Tom Andriamanoro clôt la série d’articles sur les évènements du 29 mars 1947 en s’interrogeant sur le nombre de morts malgaches, chiffre qui s’échelonne de 10 000 à 100 000 selon les sources. Un parallèle entre le savika d’Ambositra et la course camarguaise est fait, tandis que les Zafimaniry se posent le dilemme entre l’art et le commercial.
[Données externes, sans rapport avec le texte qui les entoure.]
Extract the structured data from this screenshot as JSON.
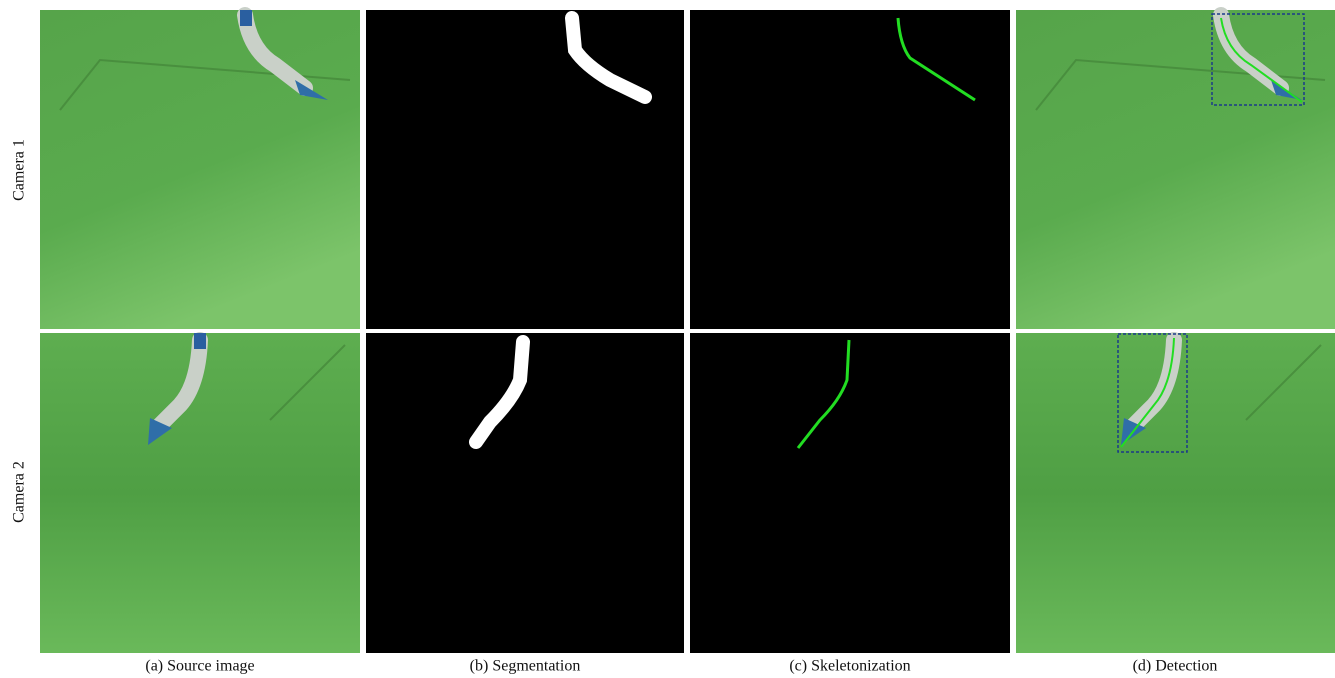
{
  "rows": [
    "Camera 1",
    "Camera 2"
  ],
  "columns": [
    "(a) Source image",
    "(b) Segmentation",
    "(c) Skeletonization",
    "(d) Detection"
  ]
}
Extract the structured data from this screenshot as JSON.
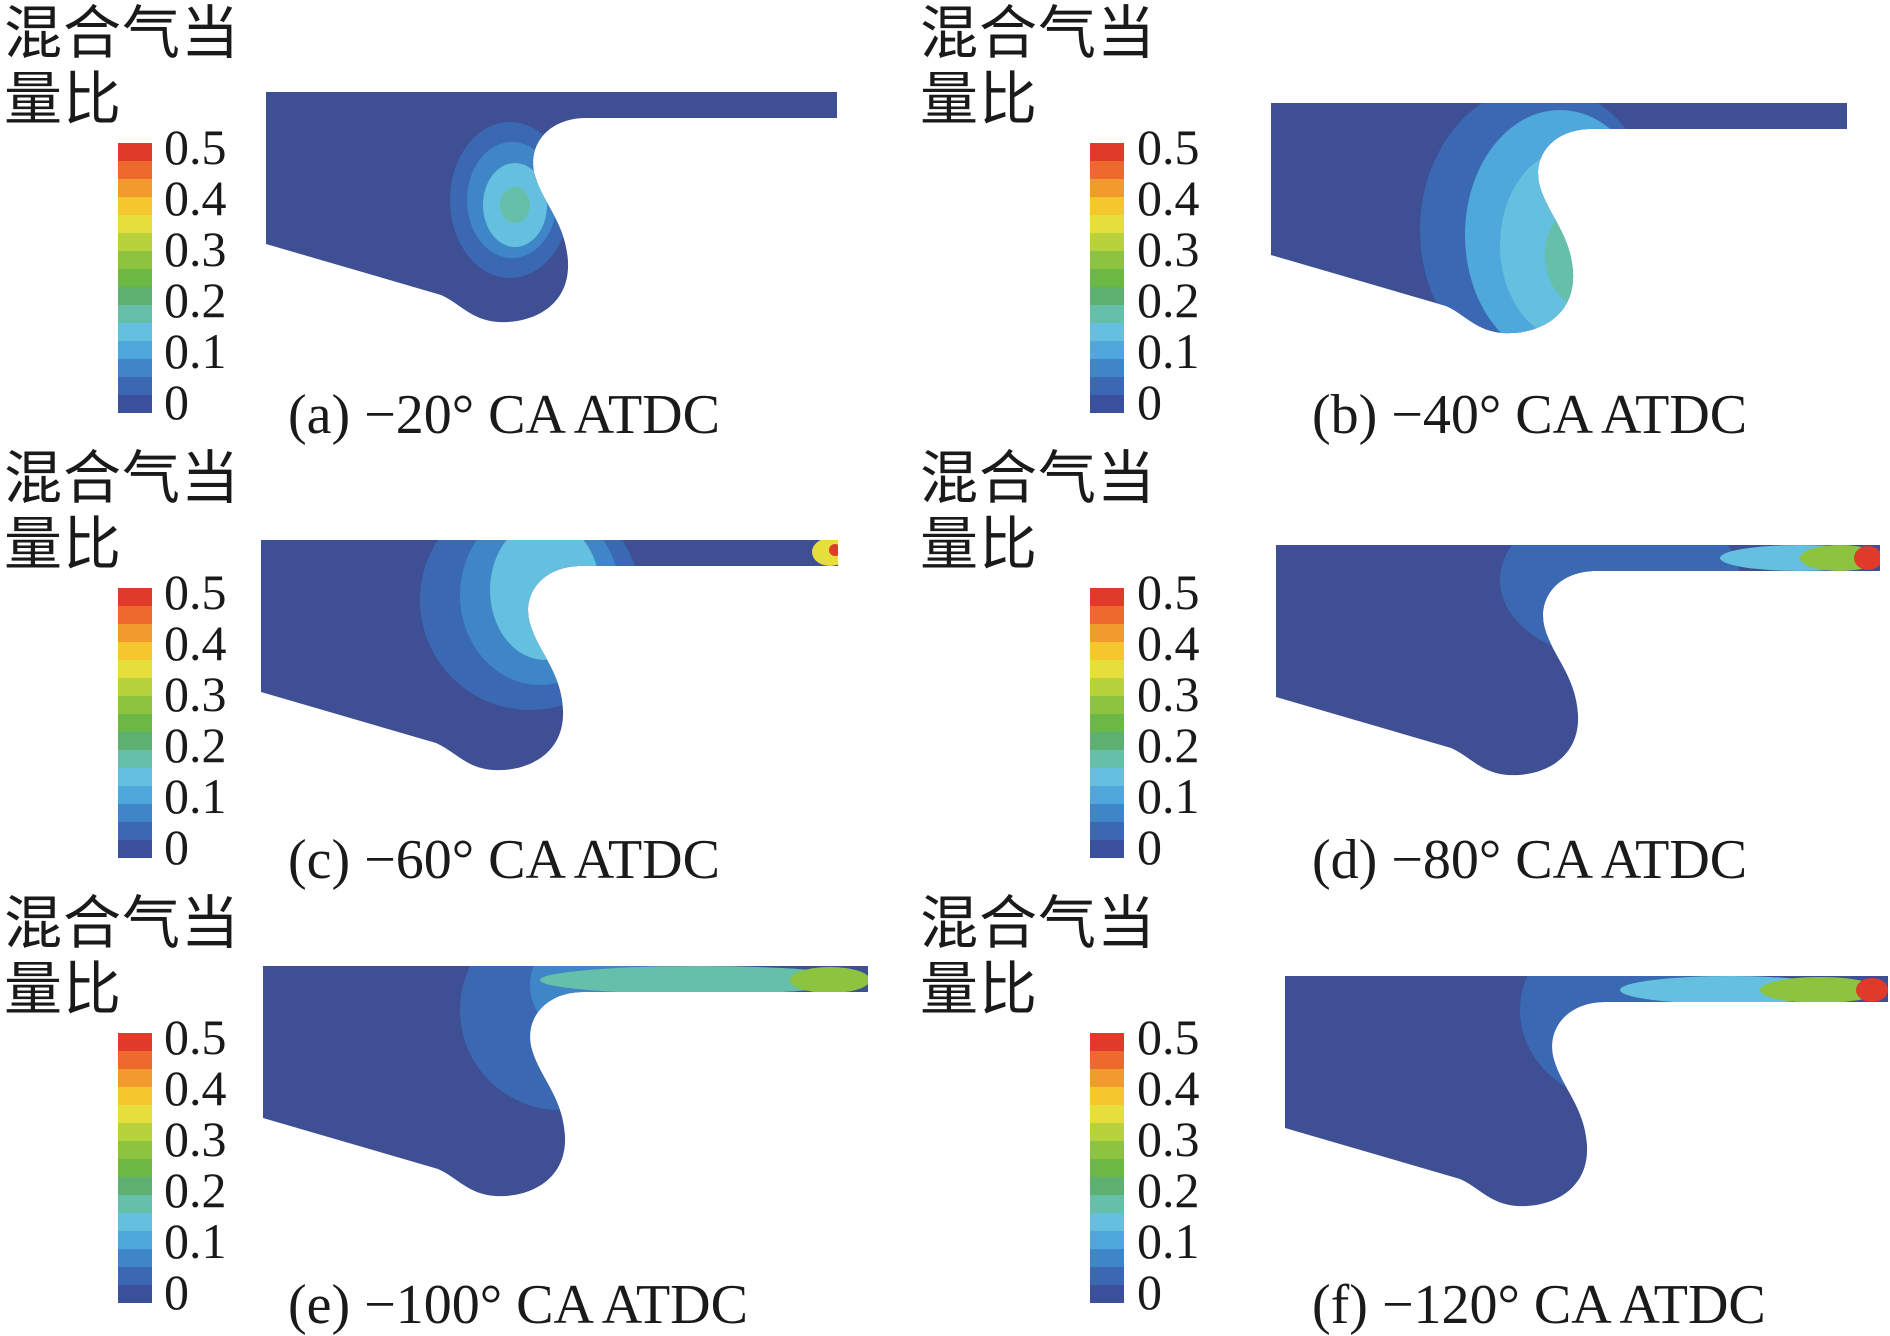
{
  "legend": {
    "title_line1": "混合气当",
    "title_line2": "量比",
    "ticks": [
      "0.5",
      "0.4",
      "0.3",
      "0.2",
      "0.1",
      "0"
    ],
    "colors": [
      "#e03a2a",
      "#ee6a2c",
      "#f39a2e",
      "#f5c62e",
      "#e6de3a",
      "#b8d23c",
      "#8cc43f",
      "#6cb844",
      "#5db070",
      "#66bfa8",
      "#64c0de",
      "#4fa8dc",
      "#3f86c8",
      "#3b68b2",
      "#3b509c"
    ]
  },
  "panels": [
    {
      "caption": "(a) −20° CA ATDC"
    },
    {
      "caption": "(b) −40° CA ATDC"
    },
    {
      "caption": "(c) −60° CA ATDC"
    },
    {
      "caption": "(d) −80° CA ATDC"
    },
    {
      "caption": "(e) −100° CA ATDC"
    },
    {
      "caption": "(f) −120° CA ATDC"
    }
  ]
}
Devoir de mémoire – 29 mars 1947, une blessure non refermée
Dernière partie : Le temps des comptes
«Ceci est un fil d’or déroulé par les VVS exilés et torturés par l’occupant, mais qui ont vu et entendu les ancêtres qui les ont bénis, qui ont béni l’île, et qui leur ont donné l’assurance de parvenir à leur but s’ils unissaient leurs cœurs et leurs âmes, afin de fédérer tous les Malgaches. De ce fil d’or qu’est la solidarité se bâtira et dépendra la liberté : l’indépendance de Madagascar (…) Recopiez ce tract dans les vingt-quatre heures et distribuez-le à trois personnes à qui vous voulez du bien, que vous voulez être solidaires, ou qui ne partagent pas encore nos idées, et ne font aucun cas de la terre des ancêtres. Merci encore, les ancêtres vous bénissent ». Ainsi s’exprimait une société secrète du nom d’Union patriotique, dans un tract diffusé en avril 1946. Si la référence aux ancêtres est bien malgache, quoique trop abusive pour ne pas être suspecte, le recopiage « attrape-nigaud de collégien » demandé en trois exemplaires, vient, par contre, manifestement d’une autre culture pas très difficile à deviner. Jacques Tronchon a longuement enquêté pour essayer de trouver un fil conducteur dans une affaire passablement obscure : « Le complot des sociétés secrètes apparaît avec évidence, et il reste à déterminer dans quelle mesure celui-ci aurait été encouragé, avec des visées différentes, par certaines forces se livrant un combat d’influence à Madagascar ».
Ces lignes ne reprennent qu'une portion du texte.